Carriera alias: metà degli atenei italiani offre il doppio libretto agli studenti trans

Questa settimana l’Università degli Studi della Basilicata si è unita ad altri 31 atenei in Italia

Ieri c’è stato l’Heroes Pride a Matera, Basilicata. Una regione che si rivela attiva e aperta alla comunità LGBT+, dove l’aspetto più interessante è stato veder condividere la città in post pride allegramente da etero e gay con un senso di inclusività che non mi è capitato di vedere spesso.

In realtà, il primo Pride della Basilicata non è stato anche il primo passo della regione. Questa settimana infatti l’Università degli Studi della Basilicata si è unita a diversi altri istituti accademici in Italia per consentire agli studenti trans di auto-identificarsi sui documenti ufficiali, permettendo loro di usare i loro pronomi che meglio preferiscono ed il nome che hanno scelto.

L’ateneo lucano ha infatti compiuto un passo in avanti in tema di diritti civili, istituendo la cosiddetta carriera alias. Tanti infatti i ragazzi che contemporaneamente al loro percorso universitario ne affrontano un altro, certamente più importante e personale, che è quello di transizione da un sesso ad un altro.

Tuttavia, sebbene gli studenti trans siano correttamente identificati su tutti i documenti relativi all’università, non sono ancora agevolati per la legge italiana, che attualmente impone un periodo di attesa di due anni prima che le persone trans possano cambiare il loro nome. Ma lo sappiamo bene che la burocrazia non è la specialità del Bel Paese.

L’ateneo è una delle 32 (su 68) università in Italia che ha adottato questa misura. Per aiutare a implementare correttamente le misure di carriera Alias, l’Università degli Studi della Basilicata ha lavorato con il gruppo di difesa degli studenti trans, Universitrans. Il gruppo è stato co-fondato da Antonia Caruso e Beatrice Starace.

Parlando al Gay Star News, la Caruso, ha dichiarato: «Non dobbiamo guardare la carriera alias come un grande successo per i diritti civili. Questo è solo un modo per compensare una legge obsoleta, risalente al 1982. Se la procedura (per cambiare legalmente il proprio nome, ndr) fosse più semplice e non richiedesse l’approvazione di un giudice – comprese le spese legali che le persone devono pagare – gli alias non sarebbero necessari». Antonia Caruso ha aggiunto: «Migliorare il modo in cui le persone transessuali accedono all’educazione è fondamentale per il loro benessere».

Questa inziativa è definibile come un fiore all’occhiello che pone l’Italia per una volta, davanti agli altri Paesi europei.

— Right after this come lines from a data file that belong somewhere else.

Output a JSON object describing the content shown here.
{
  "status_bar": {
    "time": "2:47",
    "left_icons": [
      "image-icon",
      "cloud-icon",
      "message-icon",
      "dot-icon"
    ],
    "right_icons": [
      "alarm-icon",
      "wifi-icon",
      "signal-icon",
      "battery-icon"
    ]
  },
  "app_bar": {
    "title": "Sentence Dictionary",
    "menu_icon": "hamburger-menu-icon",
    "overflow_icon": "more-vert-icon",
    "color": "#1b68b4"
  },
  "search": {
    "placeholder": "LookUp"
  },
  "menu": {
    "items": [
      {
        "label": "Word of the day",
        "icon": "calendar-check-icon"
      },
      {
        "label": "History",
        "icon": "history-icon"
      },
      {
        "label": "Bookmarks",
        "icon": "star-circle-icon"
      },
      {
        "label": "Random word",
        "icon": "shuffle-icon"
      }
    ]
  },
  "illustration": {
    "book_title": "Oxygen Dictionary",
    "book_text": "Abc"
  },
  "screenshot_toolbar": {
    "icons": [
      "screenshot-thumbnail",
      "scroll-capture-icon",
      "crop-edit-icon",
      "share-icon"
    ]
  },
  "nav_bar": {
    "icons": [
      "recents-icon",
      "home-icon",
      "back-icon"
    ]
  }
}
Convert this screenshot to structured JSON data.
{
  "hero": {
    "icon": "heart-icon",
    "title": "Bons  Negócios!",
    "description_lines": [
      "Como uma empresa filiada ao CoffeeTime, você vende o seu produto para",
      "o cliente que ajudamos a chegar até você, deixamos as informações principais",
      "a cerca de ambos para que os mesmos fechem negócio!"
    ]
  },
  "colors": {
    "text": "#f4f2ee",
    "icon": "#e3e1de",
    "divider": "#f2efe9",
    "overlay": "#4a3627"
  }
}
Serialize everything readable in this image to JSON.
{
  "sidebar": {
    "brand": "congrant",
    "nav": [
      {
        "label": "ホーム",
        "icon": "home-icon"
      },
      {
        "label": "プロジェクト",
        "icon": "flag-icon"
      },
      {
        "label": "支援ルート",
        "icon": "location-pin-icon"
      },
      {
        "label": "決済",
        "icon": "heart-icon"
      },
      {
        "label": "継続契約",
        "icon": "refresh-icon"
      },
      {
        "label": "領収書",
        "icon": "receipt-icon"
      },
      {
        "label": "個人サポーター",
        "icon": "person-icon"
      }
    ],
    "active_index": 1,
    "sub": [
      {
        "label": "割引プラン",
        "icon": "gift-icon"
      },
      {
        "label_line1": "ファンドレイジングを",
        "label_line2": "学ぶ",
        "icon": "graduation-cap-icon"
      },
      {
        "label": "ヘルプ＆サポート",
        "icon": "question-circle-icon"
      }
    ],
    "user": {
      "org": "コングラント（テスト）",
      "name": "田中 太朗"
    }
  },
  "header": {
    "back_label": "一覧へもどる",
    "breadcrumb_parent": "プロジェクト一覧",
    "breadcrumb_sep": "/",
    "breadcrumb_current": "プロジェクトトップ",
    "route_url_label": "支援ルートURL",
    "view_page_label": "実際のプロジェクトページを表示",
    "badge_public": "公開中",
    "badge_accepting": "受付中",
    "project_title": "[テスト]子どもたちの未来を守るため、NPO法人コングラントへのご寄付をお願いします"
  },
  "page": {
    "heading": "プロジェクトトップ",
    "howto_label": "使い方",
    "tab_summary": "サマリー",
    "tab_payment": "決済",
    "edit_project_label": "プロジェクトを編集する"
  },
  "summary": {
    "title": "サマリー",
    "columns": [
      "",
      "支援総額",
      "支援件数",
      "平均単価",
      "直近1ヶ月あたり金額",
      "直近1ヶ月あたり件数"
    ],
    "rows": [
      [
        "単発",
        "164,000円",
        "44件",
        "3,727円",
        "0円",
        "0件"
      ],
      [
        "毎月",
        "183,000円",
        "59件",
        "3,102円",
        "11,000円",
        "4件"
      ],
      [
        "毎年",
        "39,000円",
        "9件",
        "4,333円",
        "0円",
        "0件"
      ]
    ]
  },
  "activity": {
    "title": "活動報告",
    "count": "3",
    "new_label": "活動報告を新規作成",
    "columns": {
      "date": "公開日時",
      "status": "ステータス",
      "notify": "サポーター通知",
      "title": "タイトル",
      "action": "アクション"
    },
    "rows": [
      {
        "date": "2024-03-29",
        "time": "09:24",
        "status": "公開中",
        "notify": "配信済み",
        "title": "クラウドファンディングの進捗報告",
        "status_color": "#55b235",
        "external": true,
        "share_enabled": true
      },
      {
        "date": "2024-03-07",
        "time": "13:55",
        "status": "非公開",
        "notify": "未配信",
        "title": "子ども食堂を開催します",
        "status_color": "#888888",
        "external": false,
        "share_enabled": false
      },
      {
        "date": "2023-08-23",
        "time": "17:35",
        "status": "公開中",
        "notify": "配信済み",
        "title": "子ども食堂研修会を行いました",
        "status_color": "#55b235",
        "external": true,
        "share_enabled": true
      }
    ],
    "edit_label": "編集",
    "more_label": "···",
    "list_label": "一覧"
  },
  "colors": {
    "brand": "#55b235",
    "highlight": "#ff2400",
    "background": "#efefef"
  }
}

Un rapporto dello scorso anno, ha rilevato che le università del Regno Unito non riescono a fornire un sostegno adeguato ai loro studenti LGBTQ.

Illustrazione di IKE

Il rapporto – intitolato LGBTQ + Student Mental Health – è stato compilato da Student Minds e si basa su un sondaggio completato da 467 studenti, laureati e rappresentanti dell’Unione degli studenti. Ha rilevato che quattro su cinque studenti LGBTQ hanno affermato di essere in difficoltà poiché sentono di non ricevere sufficiente sostegno dal loro istituto scolastico. Lo studio ha inoltre rilevato che il 28% degli intervistati ha dichiarato di non sentirsi coinvolto nella comunità LGBTQ della propria università, mentre il 54% ritiene di non poter essere coinvolto nella più ampia comunità LGBTQ.

Sono sicuro che il nostro Paese si stia muovendo nella direzione giusta. L’aria d’inclusività che si respirava ieri al Matera Heroes Pride fa ben sperare in un futuro di uguaglianza e accettazione che tutti stiamo aspettando.